In this scenario, as the fee revenue reduces, the law firm should in many cases be even more diligent in the continuing monitoring of the client.
What does this mean in practice?
In response to the supplementary guidance, I would recommend the following:
- If not already included, you should update your firm-wide risk assessment to include the provision of TCS, and identify the level of risk to your firm in providing those services.
- Carry out an audit of the TCS that your firm is providing. Can you confidently confirm that you have a sound knowledge of the business of all the clients to whom you are providing these services?
- Review and update your processes for capturing the information required for client ID verification and risk assessment.
- Ensure that you have proper procedures in place to document the basis on which you will provide a client with a registered office or an officer (e.g. director or company secretary).
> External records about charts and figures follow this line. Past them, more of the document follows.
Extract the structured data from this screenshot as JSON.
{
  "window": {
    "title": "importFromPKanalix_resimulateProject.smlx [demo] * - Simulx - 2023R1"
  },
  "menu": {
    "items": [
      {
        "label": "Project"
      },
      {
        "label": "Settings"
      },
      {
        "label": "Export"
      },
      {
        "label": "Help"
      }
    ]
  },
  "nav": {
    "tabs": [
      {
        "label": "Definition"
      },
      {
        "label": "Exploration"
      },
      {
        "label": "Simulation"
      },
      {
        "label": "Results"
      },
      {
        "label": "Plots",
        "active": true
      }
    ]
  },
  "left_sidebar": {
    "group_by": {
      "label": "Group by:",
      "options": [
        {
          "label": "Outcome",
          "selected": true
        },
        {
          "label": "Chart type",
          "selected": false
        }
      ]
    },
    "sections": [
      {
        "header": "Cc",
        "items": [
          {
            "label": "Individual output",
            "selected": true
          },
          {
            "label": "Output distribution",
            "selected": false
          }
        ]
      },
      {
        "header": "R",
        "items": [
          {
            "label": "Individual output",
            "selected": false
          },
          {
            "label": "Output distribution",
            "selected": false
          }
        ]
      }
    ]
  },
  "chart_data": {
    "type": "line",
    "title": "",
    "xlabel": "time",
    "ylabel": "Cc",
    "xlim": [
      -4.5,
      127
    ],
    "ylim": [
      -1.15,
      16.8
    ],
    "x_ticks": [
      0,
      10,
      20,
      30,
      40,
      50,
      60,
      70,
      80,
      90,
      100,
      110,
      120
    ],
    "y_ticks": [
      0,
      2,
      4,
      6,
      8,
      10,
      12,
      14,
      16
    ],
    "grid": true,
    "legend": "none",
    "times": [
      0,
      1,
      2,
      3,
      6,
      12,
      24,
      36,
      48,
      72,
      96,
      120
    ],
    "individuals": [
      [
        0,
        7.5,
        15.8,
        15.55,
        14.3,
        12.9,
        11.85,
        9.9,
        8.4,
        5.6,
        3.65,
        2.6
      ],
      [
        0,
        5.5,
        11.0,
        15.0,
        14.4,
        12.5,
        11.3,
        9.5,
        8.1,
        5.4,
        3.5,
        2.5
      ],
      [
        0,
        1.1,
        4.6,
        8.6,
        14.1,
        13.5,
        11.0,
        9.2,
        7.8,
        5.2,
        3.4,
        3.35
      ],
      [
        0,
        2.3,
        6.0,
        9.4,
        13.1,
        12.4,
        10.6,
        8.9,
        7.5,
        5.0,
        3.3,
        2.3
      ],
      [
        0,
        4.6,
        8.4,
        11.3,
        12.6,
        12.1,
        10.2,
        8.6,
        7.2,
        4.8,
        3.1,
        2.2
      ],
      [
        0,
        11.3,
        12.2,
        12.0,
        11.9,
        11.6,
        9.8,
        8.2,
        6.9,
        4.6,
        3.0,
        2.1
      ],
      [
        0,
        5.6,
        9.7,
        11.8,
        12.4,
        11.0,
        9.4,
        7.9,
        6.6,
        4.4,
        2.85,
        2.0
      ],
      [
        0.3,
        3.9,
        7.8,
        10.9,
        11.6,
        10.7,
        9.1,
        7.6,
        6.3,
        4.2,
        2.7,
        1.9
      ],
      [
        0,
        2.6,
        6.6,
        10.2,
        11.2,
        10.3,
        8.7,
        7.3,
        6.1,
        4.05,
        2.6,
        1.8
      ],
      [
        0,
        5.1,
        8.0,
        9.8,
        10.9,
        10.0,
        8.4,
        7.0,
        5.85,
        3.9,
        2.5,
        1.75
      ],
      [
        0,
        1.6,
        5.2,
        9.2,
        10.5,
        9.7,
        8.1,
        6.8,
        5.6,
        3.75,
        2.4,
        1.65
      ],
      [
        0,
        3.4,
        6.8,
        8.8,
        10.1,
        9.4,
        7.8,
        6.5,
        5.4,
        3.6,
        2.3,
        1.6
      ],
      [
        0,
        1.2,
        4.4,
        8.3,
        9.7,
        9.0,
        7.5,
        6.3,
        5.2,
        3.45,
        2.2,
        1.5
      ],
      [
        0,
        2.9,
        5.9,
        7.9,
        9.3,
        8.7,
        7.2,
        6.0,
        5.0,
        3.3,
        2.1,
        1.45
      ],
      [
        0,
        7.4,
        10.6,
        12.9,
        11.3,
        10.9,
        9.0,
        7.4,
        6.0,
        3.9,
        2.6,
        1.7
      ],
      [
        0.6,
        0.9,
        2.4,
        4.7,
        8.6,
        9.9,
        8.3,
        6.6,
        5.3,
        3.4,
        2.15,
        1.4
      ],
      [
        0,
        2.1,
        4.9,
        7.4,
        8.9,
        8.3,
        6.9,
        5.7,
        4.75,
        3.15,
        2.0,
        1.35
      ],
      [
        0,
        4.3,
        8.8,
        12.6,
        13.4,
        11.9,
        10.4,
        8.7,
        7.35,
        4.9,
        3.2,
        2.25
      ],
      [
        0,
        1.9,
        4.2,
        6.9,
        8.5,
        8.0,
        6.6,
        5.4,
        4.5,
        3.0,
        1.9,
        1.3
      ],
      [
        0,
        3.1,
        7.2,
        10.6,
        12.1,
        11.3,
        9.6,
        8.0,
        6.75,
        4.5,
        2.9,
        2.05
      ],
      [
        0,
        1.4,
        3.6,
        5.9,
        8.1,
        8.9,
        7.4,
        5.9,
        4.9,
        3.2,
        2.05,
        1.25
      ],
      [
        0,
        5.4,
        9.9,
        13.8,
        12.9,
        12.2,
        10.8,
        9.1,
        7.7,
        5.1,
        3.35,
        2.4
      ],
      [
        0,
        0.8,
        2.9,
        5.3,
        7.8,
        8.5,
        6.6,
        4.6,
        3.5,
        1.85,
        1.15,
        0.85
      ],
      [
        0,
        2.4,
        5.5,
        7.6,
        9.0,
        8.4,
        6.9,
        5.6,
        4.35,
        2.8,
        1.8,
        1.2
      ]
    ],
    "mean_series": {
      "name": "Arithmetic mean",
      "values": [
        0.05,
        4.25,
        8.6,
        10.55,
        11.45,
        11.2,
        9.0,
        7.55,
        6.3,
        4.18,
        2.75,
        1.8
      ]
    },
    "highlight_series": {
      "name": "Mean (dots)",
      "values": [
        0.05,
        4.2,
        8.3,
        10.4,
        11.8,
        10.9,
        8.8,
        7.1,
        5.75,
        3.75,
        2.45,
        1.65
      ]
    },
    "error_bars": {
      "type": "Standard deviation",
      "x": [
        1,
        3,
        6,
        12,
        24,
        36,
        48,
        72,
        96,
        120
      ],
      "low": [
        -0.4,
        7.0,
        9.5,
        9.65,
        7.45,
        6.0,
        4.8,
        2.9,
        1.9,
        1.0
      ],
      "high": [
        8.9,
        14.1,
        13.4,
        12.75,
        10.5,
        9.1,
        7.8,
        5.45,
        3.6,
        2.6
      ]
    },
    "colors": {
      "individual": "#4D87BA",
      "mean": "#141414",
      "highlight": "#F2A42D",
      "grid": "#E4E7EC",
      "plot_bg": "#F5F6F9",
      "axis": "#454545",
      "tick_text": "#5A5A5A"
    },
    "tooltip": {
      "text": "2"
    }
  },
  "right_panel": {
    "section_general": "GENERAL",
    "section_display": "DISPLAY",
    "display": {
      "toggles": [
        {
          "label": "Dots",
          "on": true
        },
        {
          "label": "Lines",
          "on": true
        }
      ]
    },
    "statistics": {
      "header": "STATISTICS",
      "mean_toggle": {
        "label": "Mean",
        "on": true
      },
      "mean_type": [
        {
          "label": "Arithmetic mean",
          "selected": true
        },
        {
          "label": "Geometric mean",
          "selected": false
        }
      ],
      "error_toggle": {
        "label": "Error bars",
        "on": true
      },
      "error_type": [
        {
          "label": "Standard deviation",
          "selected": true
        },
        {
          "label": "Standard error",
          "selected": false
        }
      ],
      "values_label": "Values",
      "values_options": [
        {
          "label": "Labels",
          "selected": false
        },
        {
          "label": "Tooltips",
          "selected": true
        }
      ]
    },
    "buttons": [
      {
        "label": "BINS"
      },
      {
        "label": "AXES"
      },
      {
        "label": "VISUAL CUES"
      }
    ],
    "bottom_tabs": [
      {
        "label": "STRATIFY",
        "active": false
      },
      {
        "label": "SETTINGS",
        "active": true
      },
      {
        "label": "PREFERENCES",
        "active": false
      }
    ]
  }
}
- Review the processes you have in place to regularly review and monitor the client due diligence you hold for your TCS clients. Are those processes sufficiently robust?
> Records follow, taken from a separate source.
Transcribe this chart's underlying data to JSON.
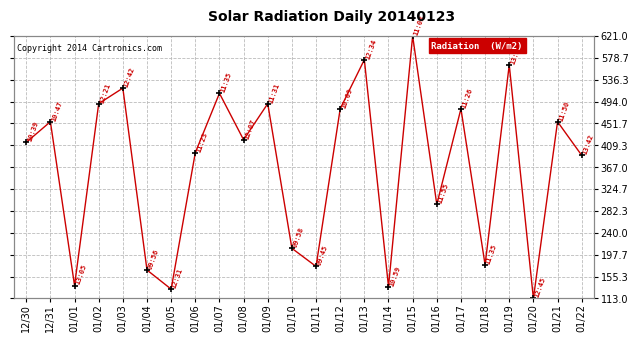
{
  "title": "Solar Radiation Daily 20140123",
  "copyright": "Copyright 2014 Cartronics.com",
  "legend_text": "Radiation  (W/m2)",
  "background_color": "#ffffff",
  "line_color": "#cc0000",
  "marker_color": "#000000",
  "label_color": "#cc0000",
  "grid_color": "#bbbbbb",
  "ylim": [
    113.0,
    621.0
  ],
  "yticks": [
    113.0,
    155.3,
    197.7,
    240.0,
    282.3,
    324.7,
    367.0,
    409.3,
    451.7,
    494.0,
    536.3,
    578.7,
    621.0
  ],
  "dates": [
    "12/30",
    "12/31",
    "01/01",
    "01/02",
    "01/03",
    "01/04",
    "01/05",
    "01/06",
    "01/07",
    "01/08",
    "01/09",
    "01/10",
    "01/11",
    "01/12",
    "01/13",
    "01/14",
    "01/15",
    "01/16",
    "01/17",
    "01/18",
    "01/19",
    "01/20",
    "01/21",
    "01/22"
  ],
  "values": [
    415,
    455,
    138,
    490,
    520,
    168,
    131,
    395,
    510,
    420,
    490,
    210,
    175,
    480,
    575,
    136,
    621,
    295,
    480,
    178,
    565,
    113,
    455,
    390
  ],
  "point_labels": [
    "10:39",
    "10:47",
    "13:05",
    "12:21",
    "12:42",
    "09:56",
    "12:31",
    "11:23",
    "11:35",
    "12:07",
    "11:31",
    "09:58",
    "09:45",
    "10:09",
    "12:34",
    "10:59",
    "11:03",
    "11:55",
    "11:26",
    "11:35",
    "13:25",
    "12:45",
    "11:50",
    "13:42"
  ]
}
- Consider what additional safeguards may be required where your firm has been instructed by a TCS provider in another jurisdiction. In such a case you are one step removed from having knowledge of the end client's business; indeed, the TCS provider instructing you may be less diligent than you are in their scrutiny of clients and their business.
- Review (and if necessary design) bespoke training for your TCS team.
- Check that the AML certificate you submitted recently to your AML supervising authority includes TCS if you are providing any of these services.